How to vectorize 3D Numpy arrays - python

I have a 3D numpy array like a = np.zeros((100,100, 20)). I want to perform an operation over every x,y position that involves all the elements over the z axis and the result is stored in an array like b = np.zeros((100,100)) on the same corresponding x,y position.
Now i'm doing it using a for loop:
d_n = np.array([...]) # a parameter with the same shape as b
for (x,y), v in np.ndenumerate(b):
C = a[x,y,:]
### calculate some_value using C
minv = sys.maxint
depth = -1
C = a[x,y,:]
for d in range(len(C)):
e = 2.5 * float(math.pow(d_n[x,y] - d, 2)) + C[d] * 0.05
if e < minv:
minv = e
depth = d
some_value = depth
if depth == -1:
some_value = len(C) - 1
b[x,y] = some_value
The problem now is that this operation is much slower than others done the pythonic way, e.g. c = b * b (I actually profiled this function and it's around 2 orders of magnitude slower than others using numpy built in functions and vectorized functions, over a similar number of elements)
How can I improve the performance of such kind of functions mapping a 3D array to a 2D one?

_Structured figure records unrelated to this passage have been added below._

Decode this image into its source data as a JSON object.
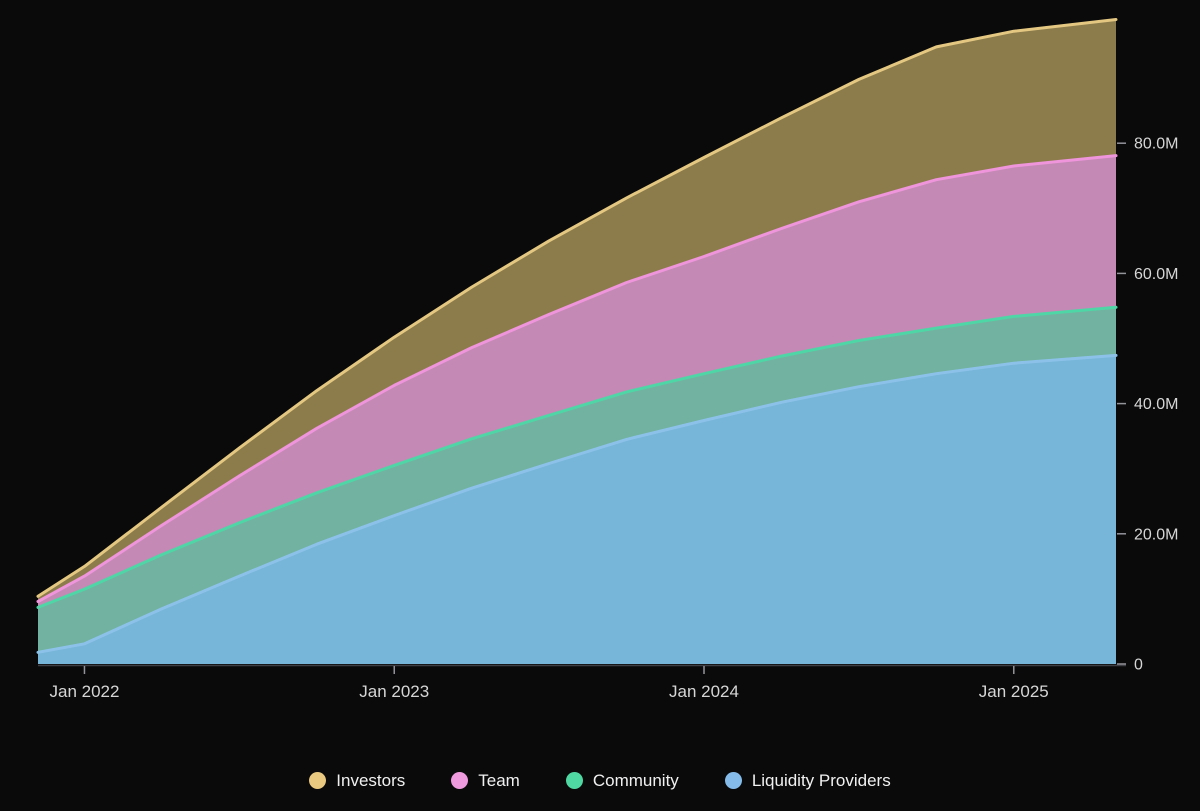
{
  "page": {
    "background": "#0a0a0b"
  },
  "chart_data": {
    "type": "area",
    "stacked": true,
    "title": "",
    "xlabel": "",
    "ylabel": "",
    "grid": false,
    "y_axis_side": "right",
    "legend_position": "bottom",
    "xlim": [
      2021.85,
      2025.33
    ],
    "ylim": [
      0,
      100
    ],
    "y_unit": "M tokens",
    "x": [
      2021.85,
      2022.0,
      2022.25,
      2022.5,
      2022.75,
      2023.0,
      2023.25,
      2023.5,
      2023.75,
      2024.0,
      2024.25,
      2024.5,
      2024.75,
      2025.0,
      2025.33
    ],
    "series": [
      {
        "name": "Liquidity Providers",
        "color": "#8cc2ea",
        "fill": "#77b5d9",
        "values": [
          1.8,
          3.1,
          8.5,
          13.5,
          18.4,
          22.8,
          27.0,
          30.8,
          34.5,
          37.4,
          40.2,
          42.6,
          44.6,
          46.2,
          47.4
        ]
      },
      {
        "name": "Community",
        "color": "#4fd6a6",
        "fill": "#72b2a0",
        "values": [
          6.9,
          8.4,
          8.3,
          8.2,
          7.9,
          7.7,
          7.6,
          7.4,
          7.3,
          7.2,
          7.1,
          7.1,
          7.0,
          7.2,
          7.4
        ]
      },
      {
        "name": "Team",
        "color": "#ee95dc",
        "fill": "#c489b4",
        "values": [
          0.9,
          2.0,
          4.5,
          7.2,
          9.9,
          12.3,
          14.0,
          15.5,
          16.8,
          18.0,
          19.6,
          21.3,
          22.8,
          23.1,
          23.3
        ]
      },
      {
        "name": "Investors",
        "color": "#e4c882",
        "fill": "#8c7c4b",
        "values": [
          0.8,
          1.5,
          2.8,
          4.3,
          5.8,
          7.4,
          9.3,
          11.3,
          13.0,
          15.2,
          17.0,
          18.8,
          20.4,
          20.7,
          20.9
        ]
      }
    ],
    "x_ticks": [
      {
        "value": 2022.0,
        "label": "Jan 2022"
      },
      {
        "value": 2023.0,
        "label": "Jan 2023"
      },
      {
        "value": 2024.0,
        "label": "Jan 2024"
      },
      {
        "value": 2025.0,
        "label": "Jan 2025"
      }
    ],
    "y_ticks": [
      {
        "value": 0,
        "label": "0"
      },
      {
        "value": 20,
        "label": "20.0M"
      },
      {
        "value": 40,
        "label": "40.0M"
      },
      {
        "value": 60,
        "label": "60.0M"
      },
      {
        "value": 80,
        "label": "80.0M"
      }
    ]
  },
  "legend": {
    "items": [
      {
        "label": "Investors",
        "color": "#e9c87f"
      },
      {
        "label": "Team",
        "color": "#ef9ade"
      },
      {
        "label": "Community",
        "color": "#4fd8a2"
      },
      {
        "label": "Liquidity Providers",
        "color": "#85bbe8"
      }
    ]
  },
  "axis_style": {
    "text_color": "#d6d6d6",
    "tick_color": "#94949b",
    "line_color": "#3f3f46",
    "x_label_size": 17,
    "y_label_size": 16
  }
}
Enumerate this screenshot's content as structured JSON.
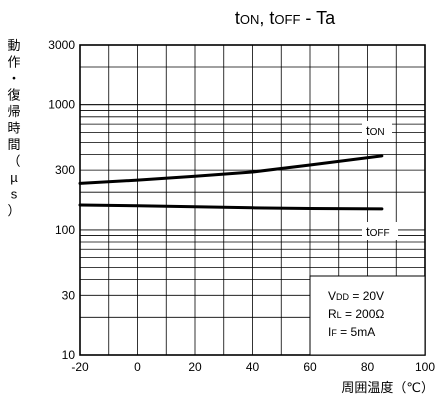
{
  "chart_data": {
    "type": "line",
    "title": {
      "main": "t",
      "sub1": "ON",
      "sep": ", t",
      "sub2": "OFF",
      "tail": " - Ta"
    },
    "ylabel": "動作・復帰時間（µs）",
    "xlabel": "周囲温度（℃）",
    "xlim": [
      -20,
      100
    ],
    "ylim": [
      10,
      3000
    ],
    "yscale": "log",
    "x_ticks": [
      "-20",
      "0",
      "20",
      "40",
      "60",
      "80",
      "100"
    ],
    "y_ticks": [
      "3000",
      "1000",
      "300",
      "100",
      "30",
      "10"
    ],
    "series": [
      {
        "name": "tON",
        "points": [
          [
            -20,
            235
          ],
          [
            0,
            250
          ],
          [
            20,
            268
          ],
          [
            40,
            290
          ],
          [
            60,
            330
          ],
          [
            85,
            390
          ]
        ]
      },
      {
        "name": "tOFF",
        "points": [
          [
            -20,
            158
          ],
          [
            0,
            156
          ],
          [
            20,
            153
          ],
          [
            40,
            150
          ],
          [
            60,
            148
          ],
          [
            85,
            147
          ]
        ]
      }
    ],
    "series_labels": [
      {
        "main": "t",
        "sub": "ON"
      },
      {
        "main": "t",
        "sub": "OFF"
      }
    ],
    "conditions": [
      {
        "main": "V",
        "sub": "DD",
        "rest": " = 20V"
      },
      {
        "main": "R",
        "sub": "L",
        "rest": " = 200Ω"
      },
      {
        "main": "I",
        "sub": "F",
        "rest": " = 5mA"
      }
    ]
  }
}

What is usually done in 3D images is to swap the Z axis to the first index:
>>> a = a.transpose((2,0,1))
>>> a.shape
(20, 100, 100)
And now you can easily iterate over the Z axis:
>>> for slice in a:
do something
The slice here will be each of your 100x100 fractions of your 3D matrix. Additionally, by transpossing allows you to access each of the 2D slices directly by indexing the first axis. For example a[10] will give you the 11th 2D 100x100 slice.
Bonus: If you store the data contiguosly, without transposing (or converting to a contiguous array using a = np.ascontiguousarray(a.transpose((2,0,1))) the access to you 2D slices will be faster since they are mapped contiguosly in memory.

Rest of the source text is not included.